The film is narrated by actor/politician Fred Thompson, mustering every ounce of deep gravity he can. "What did George W. Bush do?" Thompson asks. "Who did he become? And how did that help us?" Like a Ken Burns film, "The Pitch" uses still photos exclusively until the end, when we arrive at the only piece of video, and the climax: George W. Bush throwing a ball. Think that's no big deal? Oh no. As Thompson says, "What he did that night, that man in the arena, he helped us come back. That's the story of this presidency. With the heart of a president, he told us, you keep pitching. No matter what, you keep pitching. No matter what, you go to the game. You go to the mound. You find the plate, and you throw. And you become who you are."
In his campaign's vision, George W. Bush was our comforter, our protector, the embodiment of our strength and our resolve. We didn't need to actually do anything–all we needed to do was watch him, alone on the mound, and he would deliver us.

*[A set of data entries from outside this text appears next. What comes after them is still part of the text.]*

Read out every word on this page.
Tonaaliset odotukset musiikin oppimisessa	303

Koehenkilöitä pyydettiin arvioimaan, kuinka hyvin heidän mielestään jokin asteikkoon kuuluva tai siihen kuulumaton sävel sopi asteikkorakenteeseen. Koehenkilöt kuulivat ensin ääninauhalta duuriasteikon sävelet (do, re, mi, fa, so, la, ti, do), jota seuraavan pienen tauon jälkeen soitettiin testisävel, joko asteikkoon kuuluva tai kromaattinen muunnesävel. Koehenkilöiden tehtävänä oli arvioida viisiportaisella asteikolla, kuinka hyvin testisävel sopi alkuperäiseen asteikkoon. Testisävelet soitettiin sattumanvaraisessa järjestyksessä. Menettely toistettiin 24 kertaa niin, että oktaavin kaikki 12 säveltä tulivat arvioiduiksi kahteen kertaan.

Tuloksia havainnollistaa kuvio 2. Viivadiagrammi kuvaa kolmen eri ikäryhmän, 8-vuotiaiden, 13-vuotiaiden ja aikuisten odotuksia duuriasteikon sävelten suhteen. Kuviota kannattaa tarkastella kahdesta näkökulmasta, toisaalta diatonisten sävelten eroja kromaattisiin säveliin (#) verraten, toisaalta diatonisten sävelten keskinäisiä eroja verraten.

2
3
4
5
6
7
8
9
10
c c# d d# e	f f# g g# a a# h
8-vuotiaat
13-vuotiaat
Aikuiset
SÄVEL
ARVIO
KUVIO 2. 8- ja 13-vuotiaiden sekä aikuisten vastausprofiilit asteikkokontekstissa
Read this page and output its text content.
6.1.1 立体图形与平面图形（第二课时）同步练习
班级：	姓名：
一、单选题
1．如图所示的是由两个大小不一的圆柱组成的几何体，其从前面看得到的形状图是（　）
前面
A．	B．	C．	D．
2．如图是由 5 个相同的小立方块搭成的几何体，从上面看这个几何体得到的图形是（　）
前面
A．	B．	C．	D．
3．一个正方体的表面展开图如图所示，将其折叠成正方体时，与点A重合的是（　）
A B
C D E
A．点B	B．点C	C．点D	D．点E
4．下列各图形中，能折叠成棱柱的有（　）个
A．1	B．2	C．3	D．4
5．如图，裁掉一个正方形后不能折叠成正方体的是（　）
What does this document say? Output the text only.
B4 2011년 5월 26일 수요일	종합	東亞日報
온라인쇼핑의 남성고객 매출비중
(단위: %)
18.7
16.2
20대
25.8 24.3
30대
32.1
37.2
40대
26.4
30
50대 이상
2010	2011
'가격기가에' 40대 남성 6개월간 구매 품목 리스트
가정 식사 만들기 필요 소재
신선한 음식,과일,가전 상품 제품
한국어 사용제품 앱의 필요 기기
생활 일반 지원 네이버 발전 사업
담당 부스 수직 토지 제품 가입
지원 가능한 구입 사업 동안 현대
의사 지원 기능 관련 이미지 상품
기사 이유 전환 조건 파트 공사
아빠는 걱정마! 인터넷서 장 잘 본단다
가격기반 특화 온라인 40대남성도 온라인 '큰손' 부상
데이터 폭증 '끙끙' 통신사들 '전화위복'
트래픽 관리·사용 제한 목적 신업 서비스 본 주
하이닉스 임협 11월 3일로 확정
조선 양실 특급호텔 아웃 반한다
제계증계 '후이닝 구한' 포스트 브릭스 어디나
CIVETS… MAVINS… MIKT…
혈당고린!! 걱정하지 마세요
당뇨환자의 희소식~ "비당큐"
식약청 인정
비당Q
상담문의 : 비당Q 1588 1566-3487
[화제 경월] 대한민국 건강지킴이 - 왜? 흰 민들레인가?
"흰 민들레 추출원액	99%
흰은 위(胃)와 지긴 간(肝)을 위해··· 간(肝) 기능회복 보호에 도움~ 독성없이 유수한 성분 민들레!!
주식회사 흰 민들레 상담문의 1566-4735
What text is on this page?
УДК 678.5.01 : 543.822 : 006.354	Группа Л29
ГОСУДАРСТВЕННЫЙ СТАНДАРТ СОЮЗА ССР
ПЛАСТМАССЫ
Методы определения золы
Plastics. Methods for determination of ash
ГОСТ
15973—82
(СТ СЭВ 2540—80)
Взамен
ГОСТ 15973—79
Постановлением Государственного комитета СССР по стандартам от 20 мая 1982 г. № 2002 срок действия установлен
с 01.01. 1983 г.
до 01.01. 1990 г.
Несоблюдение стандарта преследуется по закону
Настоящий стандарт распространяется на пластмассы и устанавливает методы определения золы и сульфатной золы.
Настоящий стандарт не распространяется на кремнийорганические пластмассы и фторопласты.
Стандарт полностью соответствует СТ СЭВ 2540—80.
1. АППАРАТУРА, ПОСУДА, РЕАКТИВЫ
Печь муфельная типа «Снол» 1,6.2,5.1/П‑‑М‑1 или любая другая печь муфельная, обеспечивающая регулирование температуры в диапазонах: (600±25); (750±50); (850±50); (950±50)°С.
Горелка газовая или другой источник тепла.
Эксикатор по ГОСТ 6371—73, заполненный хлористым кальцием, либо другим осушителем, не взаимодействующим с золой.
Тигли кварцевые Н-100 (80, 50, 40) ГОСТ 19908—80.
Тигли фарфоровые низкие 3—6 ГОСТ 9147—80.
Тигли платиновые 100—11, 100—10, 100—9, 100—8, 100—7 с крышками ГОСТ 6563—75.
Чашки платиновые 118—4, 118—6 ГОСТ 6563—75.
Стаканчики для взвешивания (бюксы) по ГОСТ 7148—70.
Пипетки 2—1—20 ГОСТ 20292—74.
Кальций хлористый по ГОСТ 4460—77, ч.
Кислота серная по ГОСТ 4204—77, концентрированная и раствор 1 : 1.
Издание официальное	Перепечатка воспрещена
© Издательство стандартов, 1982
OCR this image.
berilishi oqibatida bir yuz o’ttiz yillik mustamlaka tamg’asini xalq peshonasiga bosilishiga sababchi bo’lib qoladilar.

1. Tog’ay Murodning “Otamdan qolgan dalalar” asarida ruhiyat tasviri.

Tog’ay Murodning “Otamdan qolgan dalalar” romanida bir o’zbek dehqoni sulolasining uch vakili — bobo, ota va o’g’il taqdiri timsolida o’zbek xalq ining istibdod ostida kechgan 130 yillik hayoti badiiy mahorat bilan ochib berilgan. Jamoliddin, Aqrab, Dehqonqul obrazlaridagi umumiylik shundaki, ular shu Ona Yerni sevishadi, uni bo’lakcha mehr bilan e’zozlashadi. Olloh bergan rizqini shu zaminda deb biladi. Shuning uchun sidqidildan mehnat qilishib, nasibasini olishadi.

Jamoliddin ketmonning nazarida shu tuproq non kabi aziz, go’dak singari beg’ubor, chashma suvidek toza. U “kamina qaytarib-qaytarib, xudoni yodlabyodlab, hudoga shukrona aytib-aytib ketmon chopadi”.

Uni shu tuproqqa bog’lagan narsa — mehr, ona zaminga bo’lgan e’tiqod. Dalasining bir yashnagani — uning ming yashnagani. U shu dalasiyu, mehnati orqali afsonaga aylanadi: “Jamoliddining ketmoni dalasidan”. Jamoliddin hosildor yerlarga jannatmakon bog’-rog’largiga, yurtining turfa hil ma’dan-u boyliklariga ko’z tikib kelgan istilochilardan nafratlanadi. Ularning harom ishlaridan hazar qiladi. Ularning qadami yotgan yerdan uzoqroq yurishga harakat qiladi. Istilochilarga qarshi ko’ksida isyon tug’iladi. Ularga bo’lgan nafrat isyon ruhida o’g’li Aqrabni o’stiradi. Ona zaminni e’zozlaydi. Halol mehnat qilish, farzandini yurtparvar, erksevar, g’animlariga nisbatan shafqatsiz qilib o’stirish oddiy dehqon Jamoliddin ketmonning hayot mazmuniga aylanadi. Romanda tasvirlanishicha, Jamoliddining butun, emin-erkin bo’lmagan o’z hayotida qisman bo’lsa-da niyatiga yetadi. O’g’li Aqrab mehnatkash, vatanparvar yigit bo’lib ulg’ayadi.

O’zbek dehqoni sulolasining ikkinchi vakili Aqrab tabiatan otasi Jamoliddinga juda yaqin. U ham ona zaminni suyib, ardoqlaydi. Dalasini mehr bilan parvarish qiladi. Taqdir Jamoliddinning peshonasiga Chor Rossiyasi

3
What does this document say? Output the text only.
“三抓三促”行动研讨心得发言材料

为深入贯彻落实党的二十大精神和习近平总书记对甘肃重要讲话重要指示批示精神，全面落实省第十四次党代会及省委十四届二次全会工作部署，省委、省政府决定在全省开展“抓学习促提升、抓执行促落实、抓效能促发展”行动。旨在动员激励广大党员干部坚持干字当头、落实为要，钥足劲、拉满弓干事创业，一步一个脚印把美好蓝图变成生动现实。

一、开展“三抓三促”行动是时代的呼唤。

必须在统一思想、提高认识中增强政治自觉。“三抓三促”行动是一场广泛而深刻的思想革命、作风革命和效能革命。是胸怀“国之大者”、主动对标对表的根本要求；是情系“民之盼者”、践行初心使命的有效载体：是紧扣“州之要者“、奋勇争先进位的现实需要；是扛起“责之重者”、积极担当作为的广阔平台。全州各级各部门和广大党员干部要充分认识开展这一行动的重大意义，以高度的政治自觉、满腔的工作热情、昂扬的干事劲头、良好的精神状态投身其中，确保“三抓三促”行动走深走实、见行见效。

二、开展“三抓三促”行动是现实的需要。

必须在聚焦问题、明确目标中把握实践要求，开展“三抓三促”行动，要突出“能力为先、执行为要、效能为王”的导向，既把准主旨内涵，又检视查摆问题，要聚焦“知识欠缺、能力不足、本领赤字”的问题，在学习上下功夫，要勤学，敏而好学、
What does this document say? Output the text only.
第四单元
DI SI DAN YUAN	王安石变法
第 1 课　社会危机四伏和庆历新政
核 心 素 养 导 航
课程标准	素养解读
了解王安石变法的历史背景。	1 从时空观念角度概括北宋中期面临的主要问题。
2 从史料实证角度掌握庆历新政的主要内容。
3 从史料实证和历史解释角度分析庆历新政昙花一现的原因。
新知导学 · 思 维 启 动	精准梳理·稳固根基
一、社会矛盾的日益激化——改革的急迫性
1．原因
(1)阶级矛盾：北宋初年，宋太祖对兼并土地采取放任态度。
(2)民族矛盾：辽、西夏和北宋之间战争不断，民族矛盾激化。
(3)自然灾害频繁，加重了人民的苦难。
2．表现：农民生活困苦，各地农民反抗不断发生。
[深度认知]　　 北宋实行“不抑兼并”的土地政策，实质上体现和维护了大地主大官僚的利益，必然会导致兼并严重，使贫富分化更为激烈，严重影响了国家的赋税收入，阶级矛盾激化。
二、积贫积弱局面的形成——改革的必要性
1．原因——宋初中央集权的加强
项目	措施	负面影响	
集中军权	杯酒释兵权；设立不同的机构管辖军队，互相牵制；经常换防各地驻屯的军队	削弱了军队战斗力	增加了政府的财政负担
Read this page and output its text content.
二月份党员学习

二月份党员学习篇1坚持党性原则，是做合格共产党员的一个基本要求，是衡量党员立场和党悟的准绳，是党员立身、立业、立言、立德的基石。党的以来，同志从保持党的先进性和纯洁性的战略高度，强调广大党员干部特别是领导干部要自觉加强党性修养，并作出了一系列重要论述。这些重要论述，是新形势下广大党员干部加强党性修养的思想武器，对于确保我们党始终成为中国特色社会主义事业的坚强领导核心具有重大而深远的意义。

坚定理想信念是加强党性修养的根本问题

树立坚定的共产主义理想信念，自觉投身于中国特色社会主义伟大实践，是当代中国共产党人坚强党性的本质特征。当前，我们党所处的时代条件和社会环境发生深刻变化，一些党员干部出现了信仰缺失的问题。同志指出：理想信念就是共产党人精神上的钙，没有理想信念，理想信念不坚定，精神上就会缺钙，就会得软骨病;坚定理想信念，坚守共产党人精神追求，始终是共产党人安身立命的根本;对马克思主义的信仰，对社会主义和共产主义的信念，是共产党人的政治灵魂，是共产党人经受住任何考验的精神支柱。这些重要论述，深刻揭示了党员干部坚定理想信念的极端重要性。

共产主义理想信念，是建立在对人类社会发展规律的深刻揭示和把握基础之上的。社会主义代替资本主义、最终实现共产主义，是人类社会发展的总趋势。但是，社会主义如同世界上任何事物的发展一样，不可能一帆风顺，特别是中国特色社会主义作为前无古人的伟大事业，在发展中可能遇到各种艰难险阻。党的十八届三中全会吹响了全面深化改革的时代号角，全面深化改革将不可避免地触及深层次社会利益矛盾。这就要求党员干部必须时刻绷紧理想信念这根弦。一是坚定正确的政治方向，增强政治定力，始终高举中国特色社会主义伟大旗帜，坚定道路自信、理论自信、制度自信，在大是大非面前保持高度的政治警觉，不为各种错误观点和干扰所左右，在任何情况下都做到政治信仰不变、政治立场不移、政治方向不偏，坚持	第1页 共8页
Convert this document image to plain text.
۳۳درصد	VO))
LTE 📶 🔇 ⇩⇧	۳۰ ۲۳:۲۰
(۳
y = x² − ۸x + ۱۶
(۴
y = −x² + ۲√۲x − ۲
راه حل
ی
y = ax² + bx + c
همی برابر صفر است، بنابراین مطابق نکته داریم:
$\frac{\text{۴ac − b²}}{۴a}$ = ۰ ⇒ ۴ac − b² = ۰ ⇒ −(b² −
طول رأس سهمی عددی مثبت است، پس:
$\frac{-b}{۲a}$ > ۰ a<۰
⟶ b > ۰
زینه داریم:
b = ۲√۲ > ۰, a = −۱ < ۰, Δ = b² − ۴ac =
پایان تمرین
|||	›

The films we saw four years ago were far more forgettable than Bush's, Clinton's, or Reagan's, though Obama's was much better than McCain's, much like their respective campaigns as a whole. There was no challenge more acute for Barack Obama in 2008 than convincing the American electorate that he was truly one of them, despite his race, his unusual background, and his unfamiliar name. So his film weaves his personal story through the American story. His grandparents–the husband who "fought in Patton's army," the wife who built bombers during the war–figure prominently:
John McCain's convention film, on the other hand, is just a disaster. The music is ominous when it ought to be gentle, there are jokes that fall flat, and the narration is ham-handed when it ought to be subtle ("What a life. What a faith. What a family."). This clip, from the opening minute, is just the first of many awkward moments:
Given what has come so far, it would be awfully surprising if Mitt Romney's campaign produces something that actually registers with the voters. They have struggled to figure out how to talk about Romney's personal story and switched campaign themes multiple times. There are many people within the Romney campaign who are good at what they do. Their problem is that the raw material they have to work with–particularly their star—may just not be enough to stir anyone's soul.